You can find this story right here.

 George Kelley


 Jerry House

Steve Lewis 

Kevin Tipple


Margot Kinberg said...

It does sound like an eerie story, Patti. Normally, I don't go for the 'serial killer' theme in my stories unless it's very, very well done. But the atmosphere in this one sounds really evocative.

Jeff Meyerson said...

First, don't know how but every week I am surprised it is Wednesday again. I've read some Straub, liked GHOST STORY quite a bit, and I think I've read at least one of his story collections.

I am still reading almost exclusively short stories and non fiction. I finished the two previous collections I was reading, now reading individual author collections - Ron Goulart, What's Become of Screwloose? and Other Stories (1971), futuristic stories, reviewed recently by George Kelley. It is certainly readable, but nothing more than a time filler for the most part. The other is much more consequential, Phil Klay's Redeployment (2014). The Marines in the stories, like Klay, served in Iraq (he was there in 2007-08), and the stories are set there and back home after deployment, and cover how they deal with having to kill someone, or seeing a friend injured or killed, plus readjusting to your family when you get home. To me, it isn't on a level with Tim O'Brien's Vietnam book THE THINGS THEY CARRIED, but it is certainly worth reading.

pattinase (abbott) said...

I have been meaning to read the Klay book.
It really isn't about the killings but instead perhaps the climate that allows them?

George said...

Glad you got your Covid-19 shot! Diane and I felt a sense of relief when we got ours. The next shot is just a couple weeks away for us.

I've read Peter Straub's horror novels and enjoyed them. I'll have to track down this short story. Sounds good!

Jeff Meyerson said...

I just picked up the Richard Bausch collection (SOMETHING IS OUT THERE) at the library, shortage of things to read.

TracyK said...

I did read the story; I have always avoided horror stories but this one was very good, very readable. The author pulls you in.

I also read the Joyce Carol Oates story there. I did not understand that one at all.

pattinase (abbott) said...

Will have to check that out, Tracy.

Todd Mason said...

Joyce Carol Oates: "Where Are You Going, Where Have You Been?"--a matter of recent concern here!

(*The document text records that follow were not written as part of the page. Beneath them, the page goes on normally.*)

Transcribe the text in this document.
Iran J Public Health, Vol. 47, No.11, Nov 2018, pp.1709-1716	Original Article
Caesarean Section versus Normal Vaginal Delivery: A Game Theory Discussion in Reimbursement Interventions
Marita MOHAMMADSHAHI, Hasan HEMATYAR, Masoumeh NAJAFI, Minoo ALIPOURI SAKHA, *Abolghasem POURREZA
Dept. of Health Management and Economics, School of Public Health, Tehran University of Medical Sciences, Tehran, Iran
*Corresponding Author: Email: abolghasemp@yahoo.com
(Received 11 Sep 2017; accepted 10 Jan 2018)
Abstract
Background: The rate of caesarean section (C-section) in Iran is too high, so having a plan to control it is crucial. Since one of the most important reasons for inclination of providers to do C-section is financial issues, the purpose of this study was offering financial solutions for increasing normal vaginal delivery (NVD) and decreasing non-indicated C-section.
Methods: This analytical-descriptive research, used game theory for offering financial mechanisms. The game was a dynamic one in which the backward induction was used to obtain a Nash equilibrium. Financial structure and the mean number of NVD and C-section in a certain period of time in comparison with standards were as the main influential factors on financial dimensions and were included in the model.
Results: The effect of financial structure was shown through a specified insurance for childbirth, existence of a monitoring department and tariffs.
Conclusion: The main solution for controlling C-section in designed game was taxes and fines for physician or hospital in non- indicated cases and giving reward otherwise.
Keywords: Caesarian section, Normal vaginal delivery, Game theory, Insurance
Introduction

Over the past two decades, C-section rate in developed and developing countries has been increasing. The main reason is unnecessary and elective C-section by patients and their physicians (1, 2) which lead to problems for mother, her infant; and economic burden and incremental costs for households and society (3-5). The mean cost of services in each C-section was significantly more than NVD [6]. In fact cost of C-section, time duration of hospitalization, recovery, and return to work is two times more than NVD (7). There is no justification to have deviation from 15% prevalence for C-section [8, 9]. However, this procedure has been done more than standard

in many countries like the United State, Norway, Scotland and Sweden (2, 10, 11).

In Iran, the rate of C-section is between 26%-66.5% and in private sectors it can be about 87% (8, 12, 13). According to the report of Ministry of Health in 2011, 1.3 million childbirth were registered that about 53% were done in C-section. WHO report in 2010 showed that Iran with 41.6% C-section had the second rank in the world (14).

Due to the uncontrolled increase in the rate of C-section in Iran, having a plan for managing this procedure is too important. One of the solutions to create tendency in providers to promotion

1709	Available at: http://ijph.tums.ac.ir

Basically, (spoiler) she's trading her life, consciously, for her family's lives. Making a choice in the face of very little choice. There are other factors at play, but that's the first most A-plot thrust.

Todd Mason said...

The Straub story first appeared in his collection HOUSES WITHOUT DOORS. Dutton 1990.

Todd Mason said...

Start reading Goulart short fiction with the collection of Max Kearney stories, GHOST BREAKER...if you can find it. For all that they're comic, the Kearney fiction has a greater heft to it than nearly all of Goulart's other short fiction...more of a sense of life. It also draws more thoroughly on his own experience.